MI and CBT are validated methods of therapy that can help patients with diseases such as diabetes and asthma overcome their resistance to acknowledging difficult truths about their diagnoses and inimical health behaviors.87-94 A Cochrane review indicates that MI may be beneficial in changing behaviors.95 A common aspect of MI and CBT is the fundamental acceptance and utilization of distress, including resistance and denial, that promote the acceptance of the offered therapeutic intervention.75 Rather than confronting the resistance generally inherent in an individual's will to live, these therapies use it to alleviate the patient's discomfort. The patient's distress can be used to improve his or her status or at least to change perceptions, attitudes, and behaviors.96
The combination of SFBT and MI techniques is uniquely suited to address the struggle clinicians may have in supporting patient autonomy when they disagree with a patient's choices.
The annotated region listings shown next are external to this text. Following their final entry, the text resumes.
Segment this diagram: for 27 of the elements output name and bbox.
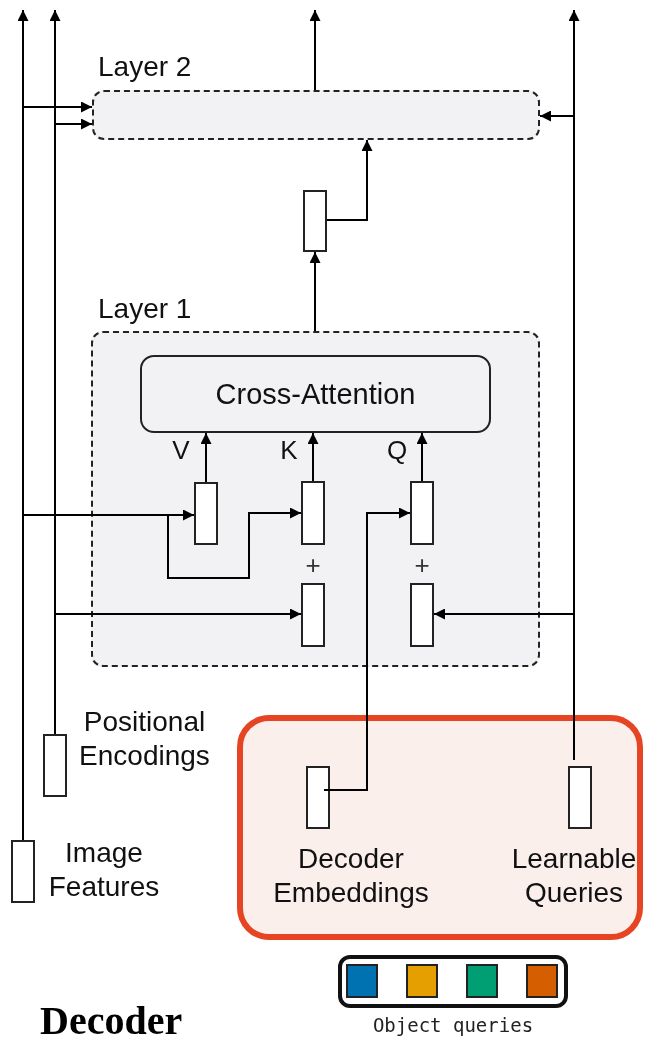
arrow — [307, 432, 319, 482]
node-label: Image Features — [47, 836, 161, 904]
node-label: Decoder Embeddings — [272, 842, 430, 910]
query-square — [346, 964, 378, 998]
vector-bar — [194, 482, 218, 545]
layer-label: Layer 2 — [98, 50, 193, 84]
node-label: Learnable Queries — [510, 842, 638, 910]
vector-bar — [303, 190, 327, 252]
group-panel — [237, 715, 643, 940]
query-square — [406, 964, 438, 998]
attention-block: Cross-Attention — [140, 355, 491, 433]
arrow — [309, 9, 321, 91]
arrow — [200, 432, 212, 483]
arrow — [323, 507, 411, 791]
node-label: Positional Encodings — [78, 705, 211, 773]
query-square — [466, 964, 498, 998]
node-label: Object queries — [371, 1013, 535, 1038]
vector-bar — [301, 583, 325, 647]
arrow — [416, 432, 428, 482]
title: Decoder — [40, 998, 184, 1044]
vector-bar — [410, 481, 434, 545]
arrow — [309, 251, 321, 332]
layer-label: Layer 1 — [98, 292, 193, 326]
arrow — [326, 139, 373, 221]
query-square — [526, 964, 558, 998]
vector-bar — [410, 583, 434, 647]
vector-bar — [301, 481, 325, 545]
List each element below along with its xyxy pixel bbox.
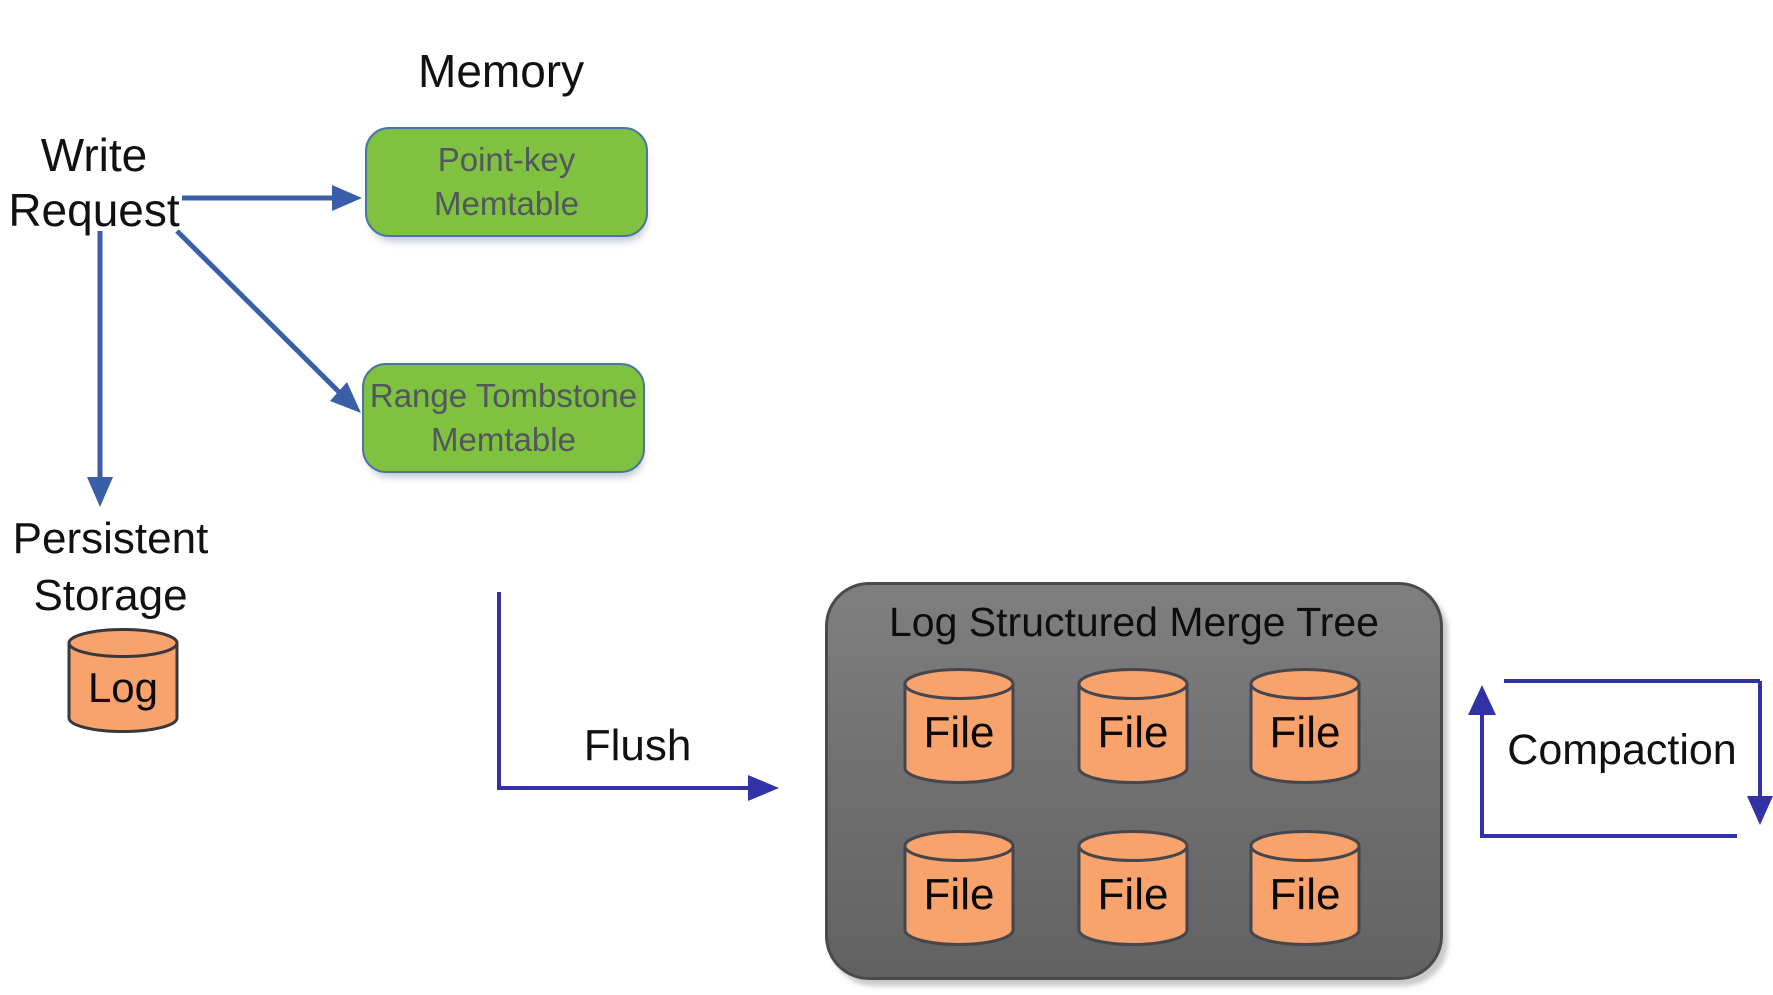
file-cylinder-4: File — [903, 830, 1015, 946]
file-cylinder-1: File — [903, 668, 1015, 784]
point-key-memtable-line2: Memtable — [434, 185, 579, 222]
write-request-label: Write Request — [0, 128, 188, 238]
file-cylinder-5: File — [1077, 830, 1189, 946]
persistent-storage-line1: Persistent — [12, 514, 209, 563]
point-key-memtable-line1: Point-key — [437, 140, 576, 178]
file-cylinder-6: File — [1249, 830, 1361, 946]
persistent-storage-line2: Storage — [33, 571, 188, 621]
flush-arrow — [497, 592, 779, 801]
compaction-cycle-arrow — [1468, 679, 1773, 838]
lsm-tree-container: Log Structured Merge Tree File File File… — [825, 582, 1443, 980]
persistent-storage-label: Persistent Storage — [8, 510, 213, 624]
write-to-pointkey-arrow — [182, 185, 362, 211]
file-cylinder-3-label: File — [1270, 708, 1341, 757]
write-to-log-arrow — [87, 231, 113, 507]
write-request-line1: Write — [40, 129, 148, 181]
file-cylinder-3: File — [1249, 668, 1361, 784]
range-tombstone-memtable-line1: Range Tombstone — [369, 376, 638, 414]
range-tombstone-memtable-node: Range Tombstone Memtable — [362, 363, 645, 473]
compaction-label: Compaction — [1507, 726, 1737, 774]
flush-label: Flush — [583, 721, 692, 770]
file-cylinder-4-label: File — [924, 870, 995, 919]
file-cylinder-5-label: File — [1098, 870, 1169, 919]
point-key-memtable-node: Point-key Memtable — [365, 127, 648, 237]
lsm-tree-title: Log Structured Merge Tree — [889, 599, 1379, 645]
range-tombstone-memtable-line2: Memtable — [431, 421, 576, 458]
file-cylinder-2: File — [1077, 668, 1189, 784]
file-cylinder-1-label: File — [924, 708, 995, 757]
log-cylinder-label: Log — [88, 664, 158, 711]
write-to-rangetombstone-arrow — [175, 229, 361, 413]
memory-section-label: Memory — [418, 45, 585, 97]
write-request-line2: Request — [8, 184, 180, 237]
file-cylinder-2-label: File — [1098, 708, 1169, 757]
file-cylinder-6-label: File — [1270, 870, 1341, 919]
log-cylinder: Log — [67, 628, 179, 733]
Specifically, MI techniques such as reflective statements and summarizing can help reduce a patient's resistance, resolve patient ambivalence, and support patient autonomy. Not all MI techniques are applicable, however, in part because palliative care clinicians do not guide patients to make particular choices but instead help patients make choices consistent with patient values. Some elements from MI and SFBT can be used to improve the quality and efficacy of palliative care conversations.97
Using the miracle question,98-100 an SFBT technique, can prompt a moment of clarity when a patient realizes that the only way that the disease would reverse direction would entail a miracle. The essence of the miracle question removes the onus of the clinical direction from the health practitioner and allows a patient and family to set treatment goals. The miracle question can be framed in many ways. It is often as simple as asking a patient to speculate about these questions: “If a miracle happened during the night and XYZ (freedom from discomfort/open communications/conflict resolution) were to be resolved, what would that look like? What would be different?” The miracle question can provide clearly defined objective treatment goals and a vehicle to align treatment goals of all concerned.
CONCLUSION
Palliative care relies heavily on communication. There is a clinical imperative to educate physicians and other healthcare workers on how to effectively deliver information about a patient's health status, diagnostic avenues to be explored, and decisions to be made at critical health junctions. These difficult conversations are crucial throughout the treatment trajectory. Knowing how to implement the most rudimentary techniques of MI, SFBT, and CBT can help physicians facilitate conversations of the most difficult type to generate positive change in patients and families and to help them make decisions that minimize end-of-life distress.
This article meets the Accreditation Council for Graduate Medical Education and the American Board of Medical Specialties Maintenance of Certification competencies for Patient Care, Medical Knowledge, and Interpersonal and Communication Skills.
Footnotes
The authors have no financial or proprietary interest in the subject matter of this article.